Could have just been the turkey.   Did you have water in a pan ?  Was the gas knob on the smoker turned completely off when you opened up the valve on the propane tank ?


----------



## inferno12 (Dec 27, 2014)

Demosthenes9 said:


> Could have just been the turkey.   Did you have water in a pan ?  Was the gas knob on the smoker turned completely off when you opened up the valve on the propane tank ?



I did have water in the pan and I don't remember on the valve. Why would the valve have made a difference? I do know that I had full flame on high. I also cooked some Mac n cheese yesterday and had no issues keeping a higher temp even though I didn't want to. This time though the door thermometer was way off compared to the internal one however I feel having to open the door to check it was causing issues. Im going to be ordering either maverick or igrill2.


----------



## demosthenes9 (Dec 27, 2014)

Inferno12 said:


> I did have water in the pan and I don't remember on the valve. Why would the valve have made a difference? I do know that I had full flame on high. I also cooked some Mac n cheese yesterday and had no issues keeping a higher temp even though I didn't want to. This time though the door thermometer was way off compared to the internal one however I feel having to open the door to check it was causing issues. Im going to be ordering either maverick or igrill2.


The valve possibly could have made a difference because of a safety feature built into propane tanks.  Long story short, the tank will restrict the flow of gas.   What usually causes this is someone doing things backwards and turning the knob on the smoker first, then opening the propane tank.      You might still be able to light the burner, but you don't have the full flame on high.    Someone else on another forum had this exact problem just the other day.

If you were opening the door a lot that could certainly have caused at least part of the problem as these things will lose a lot of heat when you open the door and it takes time for the temp to build back up.     

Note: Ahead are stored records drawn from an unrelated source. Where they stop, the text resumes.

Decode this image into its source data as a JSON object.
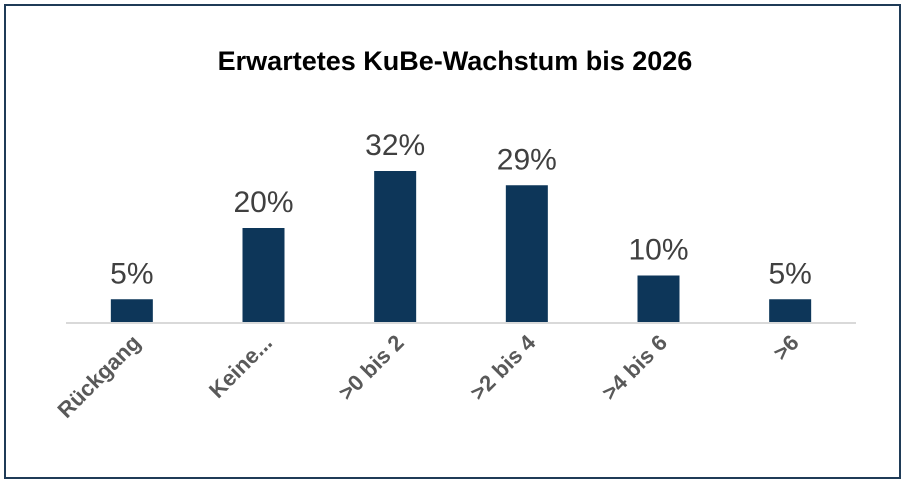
{
  "chart_data": {
    "type": "bar",
    "title": "Erwartetes KuBe-Wachstum bis 2026",
    "xlabel": "",
    "ylabel": "",
    "categories": [
      "Rückgang",
      "Keine...",
      ">0 bis 2",
      ">2 bis 4",
      ">4 bis 6",
      ">6"
    ],
    "values": [
      5,
      20,
      32,
      29,
      10,
      5
    ],
    "value_labels": [
      "5%",
      "20%",
      "32%",
      "29%",
      "10%",
      "5%"
    ],
    "ylim": [
      0,
      40
    ],
    "grid": false,
    "legend": "none",
    "bar_color": "#0d3659",
    "axis_color": "#d9d9d9",
    "frame_color": "#1f3b57"
  }
}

Water in the pan will also act to hold the heat down as it takes a lot of energy to heat the water and even then, it only goes to 212 degrees or thereabouts.   I lined my water pan with foil and filled it about 2/3rds the way up with sand.   For each smoke, if I want water, I'll lay some foil over the sand and fill the remainder with a bit of water.    This helps to get higher temps while still using water in the chamber.


----------



## inferno12 (Dec 27, 2014)

Demosthenes9 said:


> The valve possibly could have made a difference because of a safety feature built into propane tanks.  Long story short, the tank will restrict the flow of gas.   What usually causes this is someone doing things backwards and turning the knob on the smoker first, then opening the propane tank.      You might still be able to light the burner, but you don't have the full flame on high.    Someone else on another forum had this exact problem just the other day.
> 
> If you were opening the door a lot that could certainly have caused at least part of the problem as these things will lose a lot of heat when you open the door and it takes time for the temp to build back up.
> 
> Water in the pan will also act to hold the heat down as it takes a lot of energy to heat the water and even then, it only goes to 212 degrees or thereabouts.   I lined my water pan with foil and filled it about 2/3rds the way up with sand.   For each smoke, if I want water, I'll lay some foil over the sand and fill the remainder with a bit of water.    This helps to get higher temps while still using water in the chamber.


Thank you so much for the suggestions and advice.  I will give it a go using the sand instead of water and see if that helps and keep the door shut with a new thermometer.


----------